Published September 18, 2012

IT remains to be seen whether the Obama administration wavers on its Iran policy as the presidential vote nears. Two developments are cause for concern. Israel has upped the ante, and in two TV interviews coming in rapid succession Israel’s Prime Minister Benjamin Netanyahu has asked America to draw a red line, claiming Iran has done “90 per cent” of work on weapons-grade uranium. The greater cause of worry is Mitt Romney’s categorical support for the Likud government. In Israel in July, the US Republican presidential candidate said he would not stand in the way of a unilateral Israeli strike on Iran’s nuclear facilities. He also said Jerusalem, now under occupation, was Israel’s capital and that any US criticism of the Likud government’s policy on settlements helped Israel’s enemies — provoking immediate denunciation from the Palestinian Authority.
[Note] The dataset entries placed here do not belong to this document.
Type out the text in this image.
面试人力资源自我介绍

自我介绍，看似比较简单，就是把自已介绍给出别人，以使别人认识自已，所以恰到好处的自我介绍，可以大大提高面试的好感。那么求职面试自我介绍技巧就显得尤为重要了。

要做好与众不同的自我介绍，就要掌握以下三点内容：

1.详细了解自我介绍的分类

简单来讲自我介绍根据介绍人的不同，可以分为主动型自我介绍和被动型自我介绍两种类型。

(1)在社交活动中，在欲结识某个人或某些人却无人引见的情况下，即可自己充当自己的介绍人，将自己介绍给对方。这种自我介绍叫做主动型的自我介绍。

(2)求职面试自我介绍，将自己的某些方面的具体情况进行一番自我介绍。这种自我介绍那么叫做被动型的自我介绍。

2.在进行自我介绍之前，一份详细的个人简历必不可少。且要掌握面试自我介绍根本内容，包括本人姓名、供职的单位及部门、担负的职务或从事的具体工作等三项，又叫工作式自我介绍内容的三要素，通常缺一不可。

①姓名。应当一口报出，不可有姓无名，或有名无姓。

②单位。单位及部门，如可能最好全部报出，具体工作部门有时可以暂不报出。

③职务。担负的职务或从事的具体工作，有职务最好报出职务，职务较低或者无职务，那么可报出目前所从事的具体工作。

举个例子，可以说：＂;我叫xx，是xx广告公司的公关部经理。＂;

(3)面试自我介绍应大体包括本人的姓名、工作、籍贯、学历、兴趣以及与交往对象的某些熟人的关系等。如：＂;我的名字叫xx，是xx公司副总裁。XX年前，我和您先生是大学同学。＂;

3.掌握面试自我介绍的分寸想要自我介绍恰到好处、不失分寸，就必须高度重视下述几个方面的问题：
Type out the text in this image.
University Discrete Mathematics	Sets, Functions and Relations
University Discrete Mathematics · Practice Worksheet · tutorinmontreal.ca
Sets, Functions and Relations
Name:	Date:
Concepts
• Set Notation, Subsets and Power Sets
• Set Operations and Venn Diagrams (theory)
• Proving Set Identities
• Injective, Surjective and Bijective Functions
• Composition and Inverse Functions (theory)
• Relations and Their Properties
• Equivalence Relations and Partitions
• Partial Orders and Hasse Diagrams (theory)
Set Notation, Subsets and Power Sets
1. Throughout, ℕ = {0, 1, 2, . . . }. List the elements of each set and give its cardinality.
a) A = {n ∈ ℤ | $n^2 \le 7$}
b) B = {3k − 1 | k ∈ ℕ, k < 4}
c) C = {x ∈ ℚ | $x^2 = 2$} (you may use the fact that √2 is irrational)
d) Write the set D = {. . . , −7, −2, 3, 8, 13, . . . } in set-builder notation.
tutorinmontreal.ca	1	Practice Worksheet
Over the weekend, US officials didn’t agree with Mr Netanyahu on the “red line” and said the Obama administration also believed Iran shouldn’t be allowed to manufacture nuclear weapons. Defence Secretary Leon Panetta said governments the world over didn’t operate with “a bunch of red lines”, and American ambassador to the UN Susan Rice said the existing diplomatic and economic pressures on Iran were working. She claimed that the Iranian economy was in a mess and that oil production and currency had gone down by 40 per cent. The truth, however, is that there is a tacit, bipartisan agreement on America’s Middle East policy. There may be differences in shades, but — with Congress firmly in the hands of the Israel lobby — there is little possibility that any US administration would adopt a policy other than one of unabashed kowtowing to Israel. Mr Netanyahu, of course, knows this is the best possible time to extract maximum concessions from the two presidential candidates on its trigger-happy policy. It would be myopic for the two candidates to surrender to the pro-Israel lobby for electoral gains and ignore the long-term effects of such a policy. At the same time, it is just as important that Iran be more transparent about its nuclear plans and lower its confrontational rhetoric.